El robo que era un simulacro termina en una denuncia de violencia de género y es la puerta de entrada a la historia. En paralelo y en la otra punta de la ciudad (en muchos sentidos), aparecerá un asesinato con marca mafiosa, una acusada autoinculpada, una curandera con dedo verde y un único testigo: un perro llamado Pajarito. Todavía no sabemos nada pero olemos narcotráfico.
Uno de los primeros diálogos que leemos da algunas pistas sobre Silvana Aguirre, su mundo y la relación con sus “colegas”:
–Mirá Aguirre: te llamé porque la sirvienta pidió por vos.
Escuchar sirvienta no hizo sino aumentar la cólera de Aguirre.
–A ver, Manco pelotudo –subió el tono de voz–, tampoco te enteraste de que estamos en el siglo veintiuno y que esa palabra quedó exactamente donde quedó tu reputación.
Una extraña entre nosotros
Silvana Aguirre trabaja en la Dirección Provincial de Análisis Criminal de Santa Fe. “Había llegado al puesto por un concurso abierto que ganó con una tesis dedicada a la intervención policial ante el delito de trata de personas”. Melina Torres sabe que tiene que darnos argumentos para ponernos del lado de Aguirre, porque Aguirre está en la fuerza.
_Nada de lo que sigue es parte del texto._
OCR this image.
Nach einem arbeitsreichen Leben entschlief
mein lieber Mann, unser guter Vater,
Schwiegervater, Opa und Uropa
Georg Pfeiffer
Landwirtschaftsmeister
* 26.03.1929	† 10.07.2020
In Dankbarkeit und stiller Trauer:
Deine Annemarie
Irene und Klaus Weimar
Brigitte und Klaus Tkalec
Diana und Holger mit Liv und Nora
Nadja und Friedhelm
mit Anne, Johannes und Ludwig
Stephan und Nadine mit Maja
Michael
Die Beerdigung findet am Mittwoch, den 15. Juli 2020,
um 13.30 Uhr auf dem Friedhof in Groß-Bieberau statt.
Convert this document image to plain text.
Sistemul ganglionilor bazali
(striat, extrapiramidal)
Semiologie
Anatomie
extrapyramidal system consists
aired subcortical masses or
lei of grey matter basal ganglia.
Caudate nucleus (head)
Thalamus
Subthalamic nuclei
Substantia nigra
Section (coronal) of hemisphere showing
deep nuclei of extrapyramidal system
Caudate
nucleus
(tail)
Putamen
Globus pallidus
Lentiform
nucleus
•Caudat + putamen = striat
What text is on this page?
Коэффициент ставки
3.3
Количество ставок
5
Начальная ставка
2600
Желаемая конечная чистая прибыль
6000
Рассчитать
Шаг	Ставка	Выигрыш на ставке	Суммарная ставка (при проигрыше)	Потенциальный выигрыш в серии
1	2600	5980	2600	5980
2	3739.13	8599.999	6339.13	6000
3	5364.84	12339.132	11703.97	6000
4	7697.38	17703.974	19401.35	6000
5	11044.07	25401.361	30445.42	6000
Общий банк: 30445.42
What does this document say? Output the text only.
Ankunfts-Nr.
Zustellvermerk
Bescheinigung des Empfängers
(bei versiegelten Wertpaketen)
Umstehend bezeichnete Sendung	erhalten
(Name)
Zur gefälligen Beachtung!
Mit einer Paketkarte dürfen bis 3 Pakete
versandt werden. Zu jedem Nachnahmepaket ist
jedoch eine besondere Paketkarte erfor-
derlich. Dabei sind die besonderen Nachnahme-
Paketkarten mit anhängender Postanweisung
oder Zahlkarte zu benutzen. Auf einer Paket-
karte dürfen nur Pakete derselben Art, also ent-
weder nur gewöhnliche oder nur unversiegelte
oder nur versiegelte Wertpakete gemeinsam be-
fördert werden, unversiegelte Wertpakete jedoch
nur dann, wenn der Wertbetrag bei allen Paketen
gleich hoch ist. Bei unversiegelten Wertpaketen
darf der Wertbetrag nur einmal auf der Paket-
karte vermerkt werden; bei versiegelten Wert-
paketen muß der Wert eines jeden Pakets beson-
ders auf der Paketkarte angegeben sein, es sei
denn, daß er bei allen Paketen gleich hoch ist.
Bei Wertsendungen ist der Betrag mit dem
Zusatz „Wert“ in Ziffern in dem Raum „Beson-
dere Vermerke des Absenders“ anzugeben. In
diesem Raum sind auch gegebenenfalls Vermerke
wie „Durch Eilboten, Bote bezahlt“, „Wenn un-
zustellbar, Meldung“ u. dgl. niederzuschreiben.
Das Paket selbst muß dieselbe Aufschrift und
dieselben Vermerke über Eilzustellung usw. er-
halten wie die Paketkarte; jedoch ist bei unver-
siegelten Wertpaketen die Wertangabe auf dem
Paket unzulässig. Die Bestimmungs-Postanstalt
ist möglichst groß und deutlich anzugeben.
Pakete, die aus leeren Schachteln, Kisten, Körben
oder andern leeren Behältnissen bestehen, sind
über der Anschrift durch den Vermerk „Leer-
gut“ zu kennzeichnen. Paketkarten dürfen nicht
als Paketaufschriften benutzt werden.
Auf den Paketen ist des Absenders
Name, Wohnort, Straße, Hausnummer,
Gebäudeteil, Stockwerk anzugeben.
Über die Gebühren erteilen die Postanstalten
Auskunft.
Por definición, no es fácil empatizar con ella y su autora sabe que tiene que darnos explicaciones, tiene que demostrarnos que está de nuestro lado. “Delitos Especiales era un departamento que se había creado para combatir la entrada del narcotráfico a la ciudad, pero meses atrás el mismo jefe del departamento había sido señalado como un eslabón importante de la venta de drogas en Rosario. Aguirre sabía que el departamento estaba sucio”.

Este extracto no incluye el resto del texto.